There are several potential losers in this changing world of health care delivery:

The insurance industry, which profits on a margin, stands to lose a lot. The smaller the amount spent on health care, the less the revenues of the insurer. At a contribution margin limit set by the ACA, lower revenue means lower profit. One exception to that are certain third party administrators (TPAs). All they do is administer claims and provide access to providers. So we see self funded plans expanding at record pace in the current environment.

The pharmaceutical industry is posed to lose a lot. The public doesn't have negative connotations associated with equivalent, low-cost drugs and generics. Workplace clinics and TPAs do promote and incentivize patients to use generically equivalent drugs.

Major testing laboratories, as well as those that are hospital-based, are getting squeezed, too, since employers are negotiating rates for services that save up to 70% of the cost. Ironically, those laboratories are eager to negotiate such contracts, because their profit margin is still substantial.

Imaging studies, such as CT scans and MRIs, are being targeted, even by some insurance carriers. In fact, patients are becoming business savvy. They do shop around for cheaper rates, thanks to the out-ofpocket and co-pay system that has flourished in the last decade. In some cases, the cost of an imaging procedure done at a hospital is as high as four-fold when compared to the same service delivered in a community-based setting.

The ultimate losers in this scenario are the hospitals, who still maintain a monopoly, or at least an oligopoly, in the local markets, allowing them to charge as much as they wish; however, that is changing, and noticeably so. Some hospitals are awakening to this nightmare. If an employer is willing to subsidize the trip of their employee to Seattle for medical services (aka, Medical Tourism), they are obviously willing to send their Stark County employees to Cleveland or Columbus.

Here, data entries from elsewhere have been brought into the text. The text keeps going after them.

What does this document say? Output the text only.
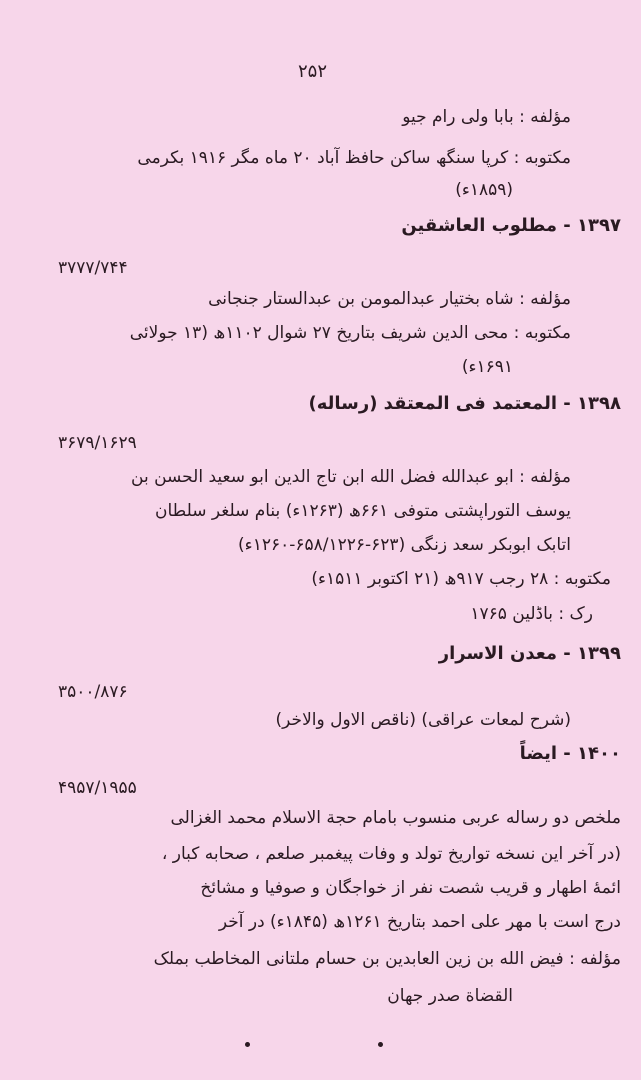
۲۵۲
مؤلفه : بابا ولی رام جیو
مکتوبه : کرپا سنگھ ساکن حافظ آباد ۲۰ ماه مگر ۱۹۱۶ بکرمی
(۱۸۵۹ء)
۱۳۹۷ - مطلوب العاشقین
۳۷۷۷/۷۴۴
مؤلفه : شاه بختیار عبدالمومن بن عبدالستار جنجانی
مکتوبه : محی الدین شریف بتاریخ ۲۷ شوال ۱۱۰۲ھ (۱۳ جولائی
۱۶۹۱ء)
۱۳۹۸ - المعتمد فی المعتقد (رساله)
۳۶۷۹/۱۶۲۹
مؤلفه : ابو عبدالله فضل الله ابن تاج الدین ابو سعید الحسن بن
یوسف التوراپشتی متوفی ۶۶۱ھ (۱۲۶۳ء) بنام سلغر سلطان
اتابک ابوبکر سعد زنگی (۶۲۳-۶۵۸/۱۲۲۶-۱۲۶۰ء)
مکتوبه : ۲۸ رجب ۹۱۷ھ (۲۱ اکتوبر ۱۵۱۱ء)
رک : باڈلین ۱۷۶۵
۱۳۹۹ - معدن الاسرار
۳۵۰۰/۸۷۶
(شرح لمعات عراقی) (ناقص الاول والاخر)
۱۴۰۰ - ایضاً
۴۹۵۷/۱۹۵۵
ملخص دو رساله عربی منسوب بامام حجة الاسلام محمد الغزالی
(در آخر این نسخه تواریخ تولد و وفات پیغمبر صلعم ، صحابه کبار ،
ائمۀ اطهار و قریب شصت نفر از خواجگان و صوفیا و مشائخ
درج است با مهر علی احمد بتاریخ ۱۲۶۱ھ (۱۸۴۵ء) در آخر
مؤلفه : فیض الله بن زین العابدین بن حسام ملتانی المخاطب بملک
القضاة صدر جهان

Expectedly, hospitals are reacting to this fear through several tactics. The obvious reaction would be to improve quality and cut cost to the employer, but that mind-set has not arrived yet. Maybe it is because the impact of the change has not hit the bone, yet…it will soon.

Instead, hospitals seem to be adopting one of two approaches. The first option is to do business as usual, entering the workplace clinic industry, staffing clinics with their employees who funnel patients to the usual “fat” system of emergency room utilization, excessive, unnecessary hospitalization and carving out imaging and laboratory services. However, that is not going to work, because of the new mindset of employers—a mindset that is skeptical, even suspicious, of the medical establishment in general and hospitals in particular.

Second is another “business as usual” approach using leverage on insurance brokers and community leader connections, especially leaderships in power whether in privately owned entities or municipalities and other government agencies. In particular, public sector employees continue to enjoy benefit packages that fare exceed what has now become common practice in the private sector. This tactic might work, on occasion, but even if it does, it can backfire. If elected officials fail to grasp the opportunity to save money for their health care plans, the people will revolt at the voting booth. Leadership of privately owned companies is also accountable to their boards of directors, as well as to their shareholders. If they miss an opportunity to save money, they might lose their jobs.

Regardless, change is here. It is inevitable. The health care system is fat. That extra panniculus is about to be shaved off, eliminating the burden it poses on the economic health of manufacturing and other industries. Winners will ride the wave of change while losers will fight it in vain or continue the ill fated, doing business as usual. Most humans want to be on the winning side. The rest will fall by the wayside.